The next thing you need is a curve from the emitter’s vertical position. Please note that this can either be the Y or the Z axis, depending on your preferences. Here, we will assume that Z represents the vertical axis. Go to the emitter’s "Node Params":
Node Params > Node > Position > Z
Right-click on the value and choose “Open curve”. Now the "Curve Editor" is visible, but there is no curve or graph right now, because you have only prepared the emitter’s position attribute so far. Place the cursor into the expression field and enter
sin(t)
Confirm your entry with the Return key and have a look at the "Graph" window. The expression sin(t) works this way: for each frame, RealFlow calculates the appropriate sine value and applies it automatically to the Z position of the emitter. Nevertheless, the result is perhaps not what you might have expected and maybe you awaited more “hills and valleys”? What you can see is just the basic sine function in dependency on the current time. With simple operations you are able to create a denser or wider curve, higher peaks, and a positive or negative offset.

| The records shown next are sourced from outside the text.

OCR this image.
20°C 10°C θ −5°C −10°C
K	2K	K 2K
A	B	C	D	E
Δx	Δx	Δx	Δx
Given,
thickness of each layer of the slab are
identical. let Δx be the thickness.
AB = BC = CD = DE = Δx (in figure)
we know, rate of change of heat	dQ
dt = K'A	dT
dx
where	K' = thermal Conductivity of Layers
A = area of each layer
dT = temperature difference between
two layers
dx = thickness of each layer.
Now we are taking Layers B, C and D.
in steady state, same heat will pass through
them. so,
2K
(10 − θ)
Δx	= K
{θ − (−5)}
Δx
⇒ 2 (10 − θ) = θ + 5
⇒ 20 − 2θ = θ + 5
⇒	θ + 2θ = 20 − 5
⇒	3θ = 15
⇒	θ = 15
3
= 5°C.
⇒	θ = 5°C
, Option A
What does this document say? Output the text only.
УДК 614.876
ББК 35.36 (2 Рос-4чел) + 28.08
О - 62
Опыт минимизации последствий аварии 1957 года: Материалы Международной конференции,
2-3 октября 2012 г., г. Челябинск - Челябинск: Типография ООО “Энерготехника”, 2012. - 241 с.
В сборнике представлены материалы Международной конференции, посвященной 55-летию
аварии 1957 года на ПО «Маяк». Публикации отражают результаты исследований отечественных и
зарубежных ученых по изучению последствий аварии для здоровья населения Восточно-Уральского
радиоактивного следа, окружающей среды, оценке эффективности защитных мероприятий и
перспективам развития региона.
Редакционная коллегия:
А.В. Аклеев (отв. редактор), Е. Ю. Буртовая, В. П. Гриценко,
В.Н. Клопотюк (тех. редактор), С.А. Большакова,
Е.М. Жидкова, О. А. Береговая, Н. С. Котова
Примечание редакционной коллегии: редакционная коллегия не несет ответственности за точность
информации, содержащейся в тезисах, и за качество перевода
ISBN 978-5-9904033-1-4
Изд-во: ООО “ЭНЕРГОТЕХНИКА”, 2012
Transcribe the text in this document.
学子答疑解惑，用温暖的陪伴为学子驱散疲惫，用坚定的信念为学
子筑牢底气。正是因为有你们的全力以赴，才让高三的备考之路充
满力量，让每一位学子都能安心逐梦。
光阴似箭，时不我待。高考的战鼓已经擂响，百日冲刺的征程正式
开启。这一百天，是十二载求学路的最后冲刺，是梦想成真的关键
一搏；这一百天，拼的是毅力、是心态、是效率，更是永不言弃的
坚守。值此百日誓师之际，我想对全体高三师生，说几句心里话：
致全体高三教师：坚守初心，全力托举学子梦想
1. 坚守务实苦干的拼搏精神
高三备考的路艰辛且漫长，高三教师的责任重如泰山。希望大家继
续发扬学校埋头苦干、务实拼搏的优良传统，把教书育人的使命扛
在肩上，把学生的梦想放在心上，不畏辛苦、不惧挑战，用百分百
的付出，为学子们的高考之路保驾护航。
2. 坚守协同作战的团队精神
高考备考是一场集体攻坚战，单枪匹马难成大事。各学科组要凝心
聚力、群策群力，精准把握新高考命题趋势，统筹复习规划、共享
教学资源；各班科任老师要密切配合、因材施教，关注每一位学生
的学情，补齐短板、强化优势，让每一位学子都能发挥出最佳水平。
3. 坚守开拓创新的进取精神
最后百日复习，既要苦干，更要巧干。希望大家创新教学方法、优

Here are a few example operations to modify the sine curve and the results:
| Function | Result |
|---|---|
sin(t * 5) | Sine curve compressed along the X axis |
sin(t / 5) | Sine curve stretched along the X axis |
sin(t + 5) | Shift the curve 5 units to the right along the X axis (horizontally) |
sin(t - 5) | Shift the curve 5 units to the left along the X axis (horizontally) |
sin(t) + 5 | Shift the curve 5 units up along the Y axis (vertically) |
sin(t) - 5 | Shift the curve 5 units down along the Y axis (vertically) |
sin(t) * 5 | Stretch the curve 5 times along the Y axis (“higher“ curve) |
sin(t) / 5 | Flatten the curve to one fifth in Y direction (“flat“ curve) |
It is also possible to combine functions with each other. There is no rule that expressions must consist of just a single function – in fact anything goes as long as it follows the fundamental mathematical rules:
(sin(t) + cos(t)) / (cos(t) – sin(t))
This means that it is not possible to perform division by 0 or extract roots from negative numbers, for example. Division and multiplication have a higher priority than addition and subtraction. If you want to reverse this rule, brackets are needed, as you can see from the term above. When you are working with operations like addition or multiplication, you always need two arguments. These functions are hence called binary functions, as seen here: value1 + value2 or value1 < value2
Now that you have entered the expression you are already done. Close or collapse the curve editor, press the playback button from "Timeline Control", and watch the emitter’s perfectly regular motion. Of course it is possible to create this kind of motion curve by traditional means, but it would be disproportionately difficult. So please do not be afraid of expressions: just experiment a little and you will soon find out that they are flexible, versatile and easy to use.